Old facilities like the Carbide plant are inherently more hazardous than modern ones.

Carbide Industries’ Louisville location takes raw materials and turns them into calcium carbide by means of super-heating all the ingredients inside of a furnace in which temperatures can reach 3800 degrees Fahrenheit.

One insider told me that Carbide always was and continued to be a “filthy, nasty place to work” up until Monday’s explosion.

Time will tell if the sources are correct in their assessment of the situation. Until then, we should call on all traditional media outlets to stop repeating what they are told in press releases and use their resources to get to the bottom of the story.




Details about the explosion at Carbide Industries have been sketchy and hard to come by. Early media reports completely botched the story, saying there was an explosion at the DuPont facility, a place that makes Puron refrigerant.

The plant manager at Carbide, John Gant, has been completely unhelpful in piecing together the story and – for the second time in three weeks – Louisville’s emergency management director Doug Hamilton failed spectacularly.

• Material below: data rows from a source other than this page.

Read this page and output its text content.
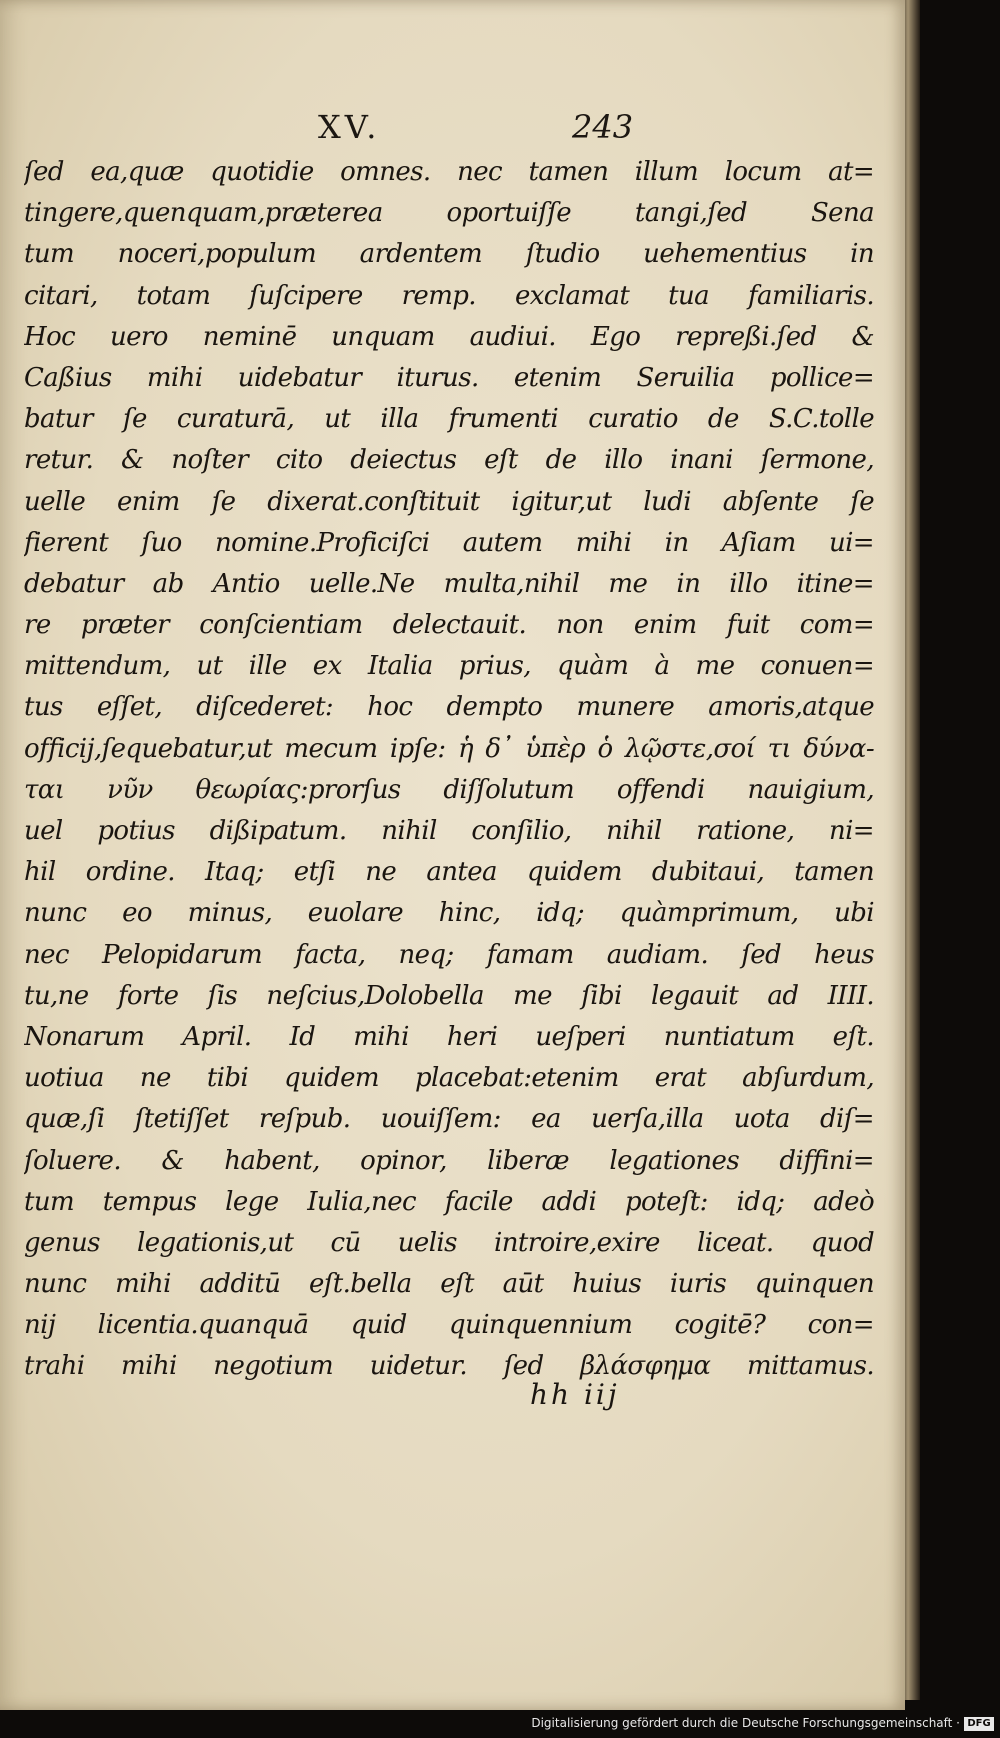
XV.	243
ſed ea,quæ quotidie omnes. nec tamen illum locum at=
tingere,quenquam,præterea oportuiſſe tangi,ſed Sena
tum noceri,populum ardentem ſtudio uehementius in
citari, totam ſuſcipere remp. exclamat tua familiaris.
Hoc uero neminē unquam audiui. Ego repreßi.ſed &
Caßius mihi uidebatur iturus. etenim Seruilia pollice=
batur ſe curaturā, ut illa frumenti curatio de S.C.tolle
retur. & noſter cito deiectus eſt de illo inani ſermone,
uelle enim ſe dixerat.conſtituit igitur,ut ludi abſente ſe
fierent ſuo nomine.Proficiſci autem mihi in Aſiam ui=
debatur ab Antio uelle.Ne multa,nihil me in illo itine=
re præter conſcientiam delectauit. non enim fuit com=
mittendum, ut ille ex Italia prius, quàm à me conuen=
tus eſſet, diſcederet: hoc dempto munere amoris,atque
officij,ſequebatur,ut mecum ipſe: ἡ δ᾽ ὑπὲρ ὁ λῷστε,σοί τι δύνα-
ται νῦν θεωρίας:prorſus diſſolutum offendi nauigium,
uel potius dißipatum. nihil conſilio, nihil ratione, ni=
hil ordine. Itaq; etſi ne antea quidem dubitaui, tamen
nunc eo minus, euolare hinc, idq; quàmprimum, ubi
nec Pelopidarum facta, neq; famam audiam. ſed heus
tu,ne forte ſis neſcius,Dolobella me ſibi legauit ad IIII.
Nonarum April. Id mihi heri ueſperi nuntiatum eſt.
uotiua ne tibi quidem placebat:etenim erat abſurdum,
quæ,ſi ſtetiſſet reſpub. uouiſſem: ea uerſa,illa uota diſ=
ſoluere. & habent, opinor, liberæ legationes diffini=
tum tempus lege Iulia,nec facile addi poteſt: idq; adeò
genus legationis,ut cū uelis introire,exire liceat. quod
nunc mihi additū eſt.bella eſt aūt huius iuris quinquen
nij licentia.quanquā quid quinquennium cogitē? con=
trahi mihi negotium uidetur. ſed βλάσφημα mittamus.
hh iij
Digitalisierung gefördert durch die Deutsche Forschungsgemeinschaft · DFG
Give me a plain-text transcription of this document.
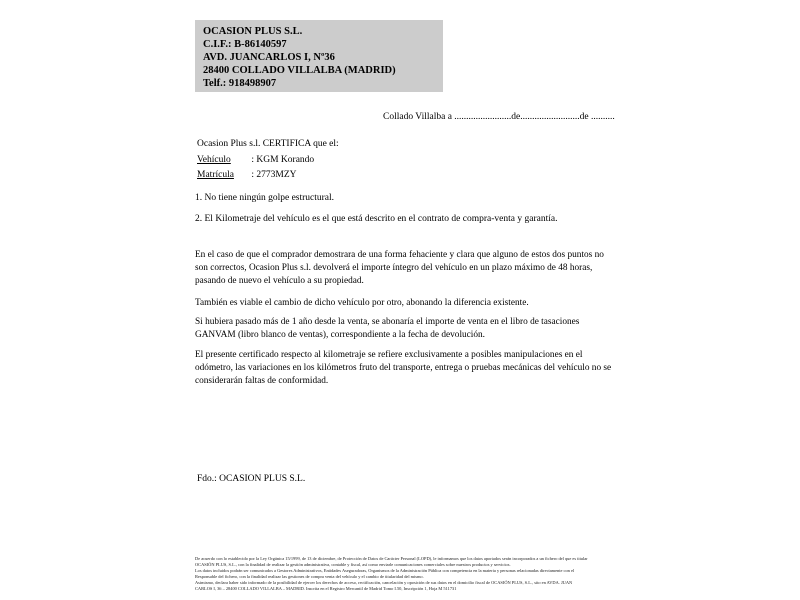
OCASION PLUS S.L.
C.I.F.: B-86140597
AVD. JUANCARLOS I, Nº36
28400 COLLADO VILLALBA (MADRID)
Telf.: 918498907
Collado Villalba a ........................de.........................de ..........
Ocasion Plus s.l. CERTIFICA que el:
Vehículo : KGM Korando
Matrícula : 2773MZY
1. No tiene ningún golpe estructural.
2. El Kilometraje del vehículo es el que está descrito en el contrato de compra-venta y garantía.
En el caso de que el comprador demostrara de una forma fehaciente y clara que alguno de estos dos puntos no son correctos, Ocasion Plus s.l. devolverá el importe íntegro del vehículo en un plazo máximo de 48 horas, pasando de nuevo el vehículo a su propiedad.
También es viable el cambio de dicho vehículo por otro, abonando la diferencia existente.
Si hubiera pasado más de 1 año desde la venta, se abonaría el importe de venta en el libro de tasaciones GANVAM (libro blanco de ventas), correspondiente a la fecha de devolución.
El presente certificado respecto al kilometraje se refiere exclusivamente a posibles manipulaciones en el odómetro, las variaciones en los kilómetros fruto del transporte, entrega o pruebas mecánicas del vehículo no se considerarán faltas de conformidad.
Fdo.: OCASION PLUS S.L.
De acuerdo con lo establecido por la Ley Orgánica 15/1999, de 13 de diciembre, de Protección de Datos de Carácter Personal (LOPD), le informamos que los datos aportados serán incorporados a un fichero del que es titular
OCASIÓN PLUS, S.L., con la finalidad de realizar la gestión administrativa, contable y fiscal, así como enviarle comunicaciones comerciales sobre nuestros productos y servicios.
Los datos incluidos podrán ser comunicados a Gestores Administrativos, Entidades Aseguradoras, Organismos de la Administración Pública con competencia en la materia y personas relacionadas directamente con el
Responsable del fichero, con la finalidad realizar las gestiones de compra venta del vehículo y el cambio de titularidad del mismo.
Asimismo, declara haber sido informado de la posibilidad de ejercer los derechos de acceso, rectificación, cancelación y oposición de sus datos en el domicilio fiscal de OCASIÓN PLUS, S.L., sito en AVDA. JUAN
CARLOS I, 36 – 28400 COLLADO VILLALBA – MADRID. Inscrita en el Registro Mercantil de Madrid Tomo I.50, Inscripción 1, Hoja M 511731
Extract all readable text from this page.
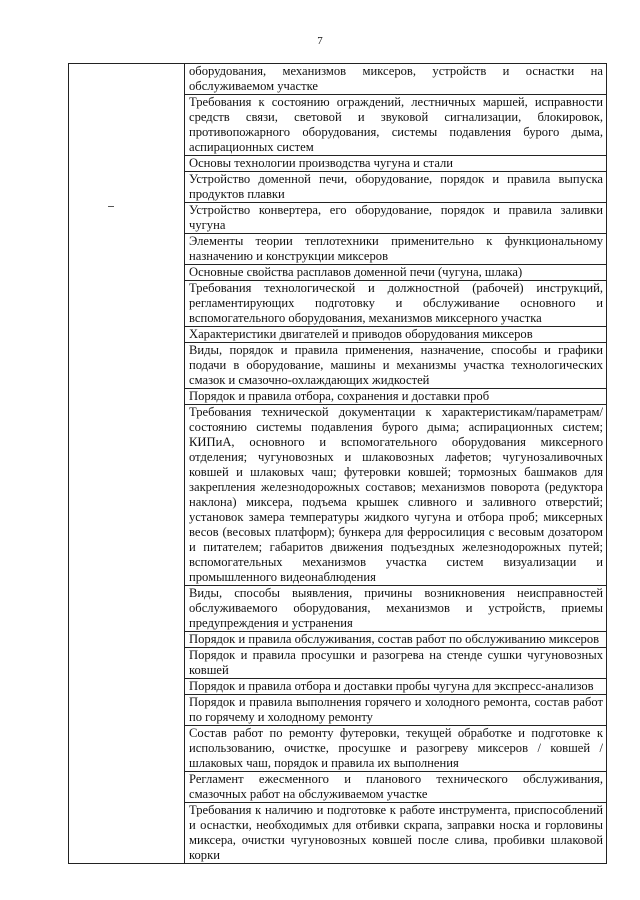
7
	оборудования, механизмов миксеров, устройств и оснастки на обслуживаемом участке
Требования к состоянию ограждений, лестничных маршей, исправности средств связи, световой и звуковой сигнализации, блокировок, противопожарного оборудования, системы подавления бурого дыма, аспирационных систем
Основы технологии производства чугуна и стали
Устройство доменной печи, оборудование, порядок и правила выпуска продуктов плавки
Устройство конвертера, его оборудование, порядок и правила заливки чугуна
Элементы теории теплотехники применительно к функциональному назначению и конструкции миксеров
Основные свойства расплавов доменной печи (чугуна, шлака)
Требования технологической и должностной (рабочей) инструкций, регламентирующих подготовку и обслуживание основного и вспомогательного оборудования, механизмов миксерного участка
Характеристики двигателей и приводов оборудования миксеров
Виды, порядок и правила применения, назначение, способы и графики подачи в оборудование, машины и механизмы участка технологических смазок и смазочно-охлаждающих жидкостей
Порядок и правила отбора, сохранения и доставки проб
Требования технической документации к характеристикам/параметрам/состоянию системы подавления бурого дыма; аспирационных систем; КИПиА, основного и вспомогательного оборудования миксерного отделения; чугуновозных и шлаковозных лафетов; чугунозаливочных ковшей и шлаковых чаш; футеровки ковшей; тормозных башмаков для закрепления железнодорожных составов; механизмов поворота (редуктора наклона) миксера, подъема крышек сливного и заливного отверстий; установок замера температуры жидкого чугуна и отбора проб; миксерных весов (весовых платформ); бункера для ферросилиция с весовым дозатором и питателем; габаритов движения подъездных железнодорожных путей; вспомогательных механизмов участка систем визуализации и промышленного видеонаблюдения
Виды, способы выявления, причины возникновения неисправностей обслуживаемого оборудования, механизмов и устройств, приемы предупреждения и устранения
Порядок и правила обслуживания, состав работ по обслуживанию миксеров
Порядок и правила просушки и разогрева на стенде сушки чугуновозных ковшей
Порядок и правила отбора и доставки пробы чугуна для экспресс-анализов
Порядок и правила выполнения горячего и холодного ремонта, состав работ по горячему и холодному ремонту
Состав работ по ремонту футеровки, текущей обработке и подготовке к использованию, очистке, просушке и разогреву миксеров / ковшей / шлаковых чаш, порядок и правила их выполнения
Регламент ежесменного и планового технического обслуживания, смазочных работ на обслуживаемом участке
Требования к наличию и подготовке к работе инструмента, приспособлений и оснастки, необходимых для отбивки скрапа, заправки носка и горловины миксера, очистки чугуновозных ковшей после слива, пробивки шлаковой корки
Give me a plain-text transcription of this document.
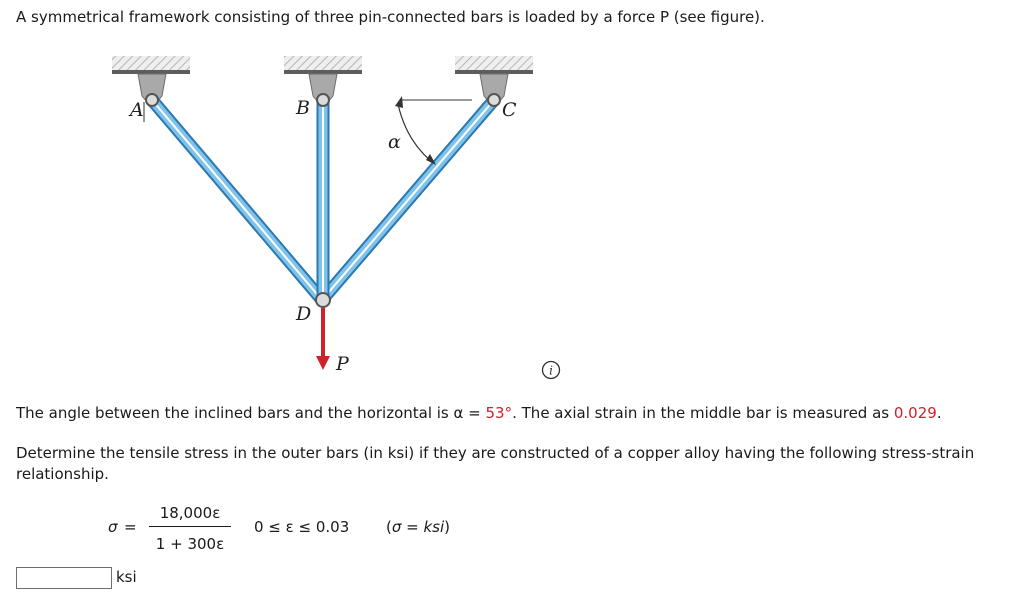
A symmetrical framework consisting of three pin-connected bars is loaded by a force P (see figure).
A	B	C
D
P
α
i
The angle between the inclined bars and the horizontal is α = 53°. The axial strain in the middle bar is measured as 0.029.
Determine the tensile stress in the outer bars (in ksi) if they are constructed of a copper alloy having the following stress-strain relationship.
σ =
18,000ε
1 + 300ε
0 ≤ ε ≤ 0.03 (σ = ksi)
ksi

Emergency management officials first told people in the surrounding area to seal themselves inside their homes, then said there was no danger. Firefighters arrived and called the scene a Level 2 Haz-Mat. Then everyone denied calling it a Level 2 Haz-Mat, saying it was just an explosion and grass fire.

No alarms, no phone calls to residents and no updates on the phone hotline that deals with such events have turned the situation into a nightmare.

Mayor Greg Fischer held a press conference on Tuesday to address the crisis. In it, plant manager Gant said he takes responsibility for not updating the telephone hotline within the required time frame to help disseminate information to the surrounding community.

Gant also failed to correctly identify all four employees injured in the explosion, leading to questions about what his role actually is within the company.

Having worked in manufacturing all of my adult life, I can tell you a thing or twenty about safe work habits. I can also tell you some risky things I have seen – occasionally with tacit approval of management – that could have cost a worker his or her life.

Federal and state safety standards as well as alert and knowledgeable employees have protected many workers from losing life or limb on the job.

There are still times, however, when a worker will turn his head to an unsafe act or allow a manager to insist an unsafe act be performed in order to meet production quotas or to save a company a few dollars.

One reason the community at large should resist this type of behavior in all workplaces before something happens – and demand proper protocol be followed after – is evidenced by what occurred Monday afternoon.

Two workers in Louisville died.

I tell you these things with no reservation whatsoever.

Most of you reading this have never spent much time in a large manufacturing plant or other such places and have no frame of reference for this discussion.

But you should be aware that it happens, and with astonishing regularity.

It is a fact of life inside a factory.